🤖 AI Summary
To address degraded generalization performance at deployment caused by demographic representation imbalance in training data, this paper proposes a conditional Γ-bias sampling model that characterizes constrained conditional distributional shifts between test and training distributions. Building upon this model, distributionally robust optimization is formulated as a tractable augmented convex risk minimization problem. For the first time, sieve theory is integrated to establish statistical consistency guarantees. Furthermore, an end-to-end deep learning algorithm is designed, incorporating a custom robust loss function and the Rockafellar–Uryasev representation of Conditional Value-at-Risk (CVaR). Empirical evaluation on mental health score prediction and ICU length-of-stay forecasting demonstrates that the proposed method significantly improves out-of-distribution robustness, consistently outperforming standard empirical risk minimization and existing bias-correction approaches.
📝 Abstract
The empirical risk minimization approach to data-driven decision making requires access to training data drawn under the same conditions as those that will be faced when the decision rule is deployed.
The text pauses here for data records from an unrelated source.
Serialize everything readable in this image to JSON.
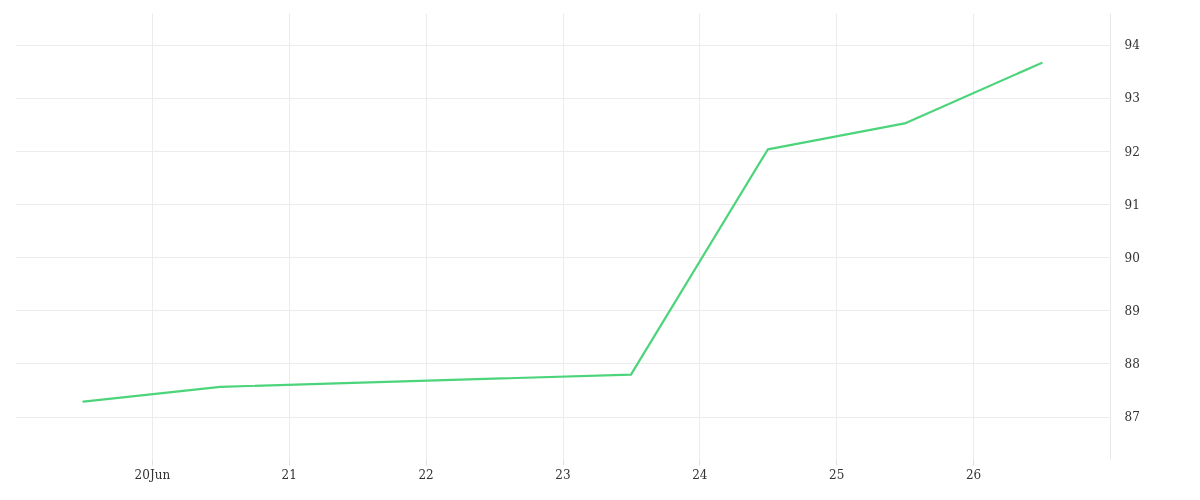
{
  "chart_data": {
    "type": "line",
    "x": [
      "--06-19T12:00",
      "--06-20T12:00",
      "--06-23T12:00",
      "--06-24T12:00",
      "--06-25T12:00",
      "--06-26T12:00"
    ],
    "series": [
      {
        "color": "#4cd47a",
        "values": [
          87.28,
          87.56,
          87.79,
          92.03,
          92.52,
          93.66
        ]
      }
    ],
    "xlim": [
      "--06-19T00:00",
      "--06-27T00:00"
    ],
    "xticks": [
      {
        "value": "--06-20",
        "label": "20Jun"
      },
      {
        "value": "--06-21",
        "label": "21"
      },
      {
        "value": "--06-22",
        "label": "22"
      },
      {
        "value": "--06-23",
        "label": "23"
      },
      {
        "value": "--06-24",
        "label": "24"
      },
      {
        "value": "--06-25",
        "label": "25"
      },
      {
        "value": "--06-26",
        "label": "26"
      }
    ],
    "ylim": [
      86.2,
      94.6
    ],
    "yticks": [
      87,
      88,
      89,
      90,
      91,
      92,
      93,
      94
    ],
    "grid": true,
    "marker": "none",
    "line_style": "solid"
  }
}
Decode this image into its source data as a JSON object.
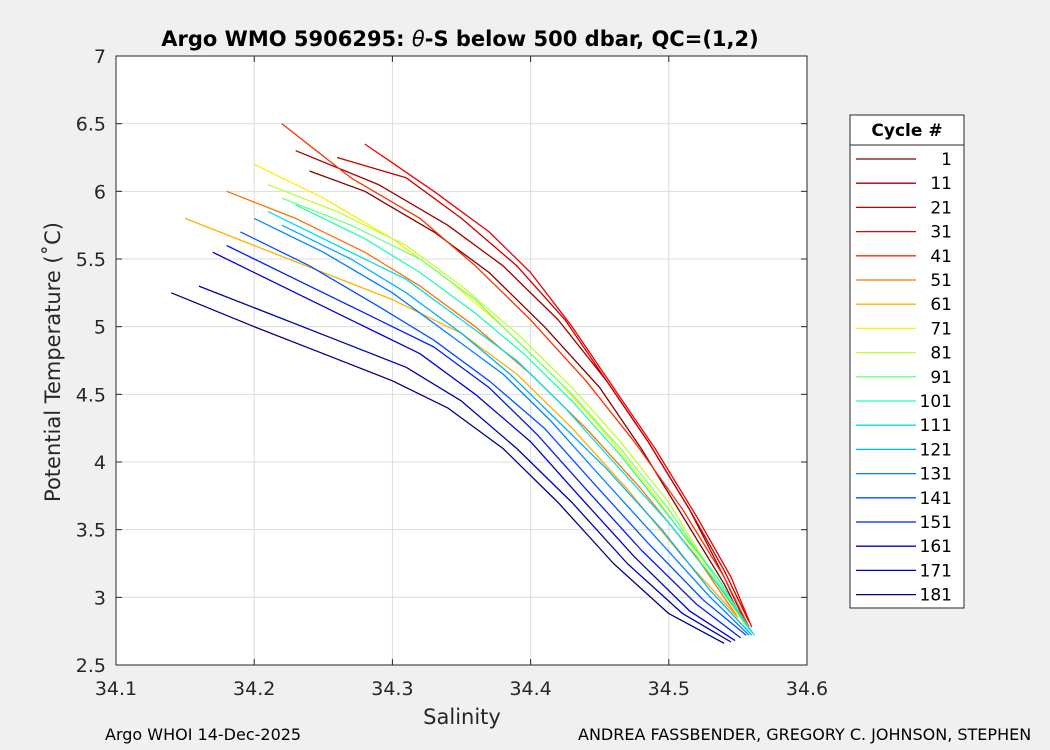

However, in a number of settings, we may be concerned that our training sample is biased in the sense that some groups (characterized by either observable or unobservable attributes) may be under- or over-represented relative to the general population; and in this setting empirical risk minimization over the training set may fail to yield rules that perform well at deployment. We propose a model of sampling bias called conditional $Gamma$-biased sampling, where observed covariates can affect the probability of sample selection arbitrarily much but the amount of unexplained variation in the probability of sample selection is bounded by a constant factor. Applying the distributionally robust optimization framework, we propose a method for learning a decision rule that minimizes the worst-case risk incurred under a family of test distributions that can generate the training distribution under $Gamma$-biased sampling. We apply a result of Rockafellar and Uryasev to show that this problem is equivalent to an augmented convex risk minimization problem. We give statistical guarantees for learning a model that is robust to sampling bias via the method of sieves, and propose a deep learning algorithm whose loss function captures our robust learning target. We empirically validate our proposed method in a case study on prediction of mental health scores from health survey data and a case study on ICU length of stay prediction.